Rhode Island Zebra

Glob Patterns

Some time in 2016 or 2017, I needed a way to match file paths with glob patterns. The trick was that it had to work in a filter driver running in the Windows kernel. There weren’t a lot of ready-to-use libraries that were kernel-ready. In fact I couldn’t find any, so I wrote my own.

Back then, I wrote an implementation in C which was very Windows-centric, and didn’t hold to the syntactic rules from the glob(7) man page. It was sufficient for the job, but I wanted to revisit the problem and create something more generally useful. I uploaded an implementation in Go on GitHub that holds to the glob(7) rules, is very efficient, and runs in user space on both Windows and Linux.

This Go module accepts the ** wildcard (to match directory paths recursively) as well as normal wildcards. When I originally researched how to go about building a pattern-matching function, I looked for existing code to get an idea of how to structure a solution. I hoped that I could find an open-source library where I could just transliterate the code from whatever language it was written to C (without any calls to the standard library, because that’s not a thing within the Windows kernel). All the examples I could find were either limited to the standard wildcards or had exponential behavior, as Russ Cox so eloquently discussed.

That got me thinking about the shape of glob patterns. Simple patterns, made up of literal strings, the ? wildcard, and character classes, are matched character-by-character (with a little extra processing for character classes). The * pattern matches zero-or-more characters followed by whatever simple pattern follows it. So abc*xyz is a glob composed of a simple pattern, abc, followed by a zero-or-more pattern *xyz. The latter pattern is called a directory pattern, because it’s limited to matching file and directory names within a single directory. Directory patterns amount to specifying a loop that consumes a character (except a path separator) every time the simple pattern that follows it fails to match some portion of a path.

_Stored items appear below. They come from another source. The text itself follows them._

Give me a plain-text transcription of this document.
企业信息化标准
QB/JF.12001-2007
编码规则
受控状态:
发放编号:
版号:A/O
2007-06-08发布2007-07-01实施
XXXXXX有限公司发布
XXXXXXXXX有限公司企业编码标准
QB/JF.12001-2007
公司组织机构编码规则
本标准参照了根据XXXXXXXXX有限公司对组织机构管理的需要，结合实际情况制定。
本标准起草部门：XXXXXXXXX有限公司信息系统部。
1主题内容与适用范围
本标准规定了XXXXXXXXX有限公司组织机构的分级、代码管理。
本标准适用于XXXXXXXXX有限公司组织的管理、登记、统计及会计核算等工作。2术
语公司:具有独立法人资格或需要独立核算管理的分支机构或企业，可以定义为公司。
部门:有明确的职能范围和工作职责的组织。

Similarly, ** patterns, recursive patterns, can be thought of requiring a loop that consumes any character that isn’t matched by whatever pattern follows it. The trick here is to realize that ** can be followed by a simple pattern and zero-or-more directory patterns. If at any point during the matching process the simple pattern or any of the directory patterns that may follow it fail, then processing continues by allowing ** to consume one character from the path and then matching the path to the pattern restarts from that point. This is still an $O(n)$ process, because each iteration makes progress through the path until either the whole pattern and path are consumed, or a match cannot be found.

This realization, that recursive patterns are made up of simple and directory patterns, led to a relatively simple algorithm and a fast implementation. See the repo for the code.

Updated 2023-11-12: spelling, grammar and to clarify how recursive patterns are processed.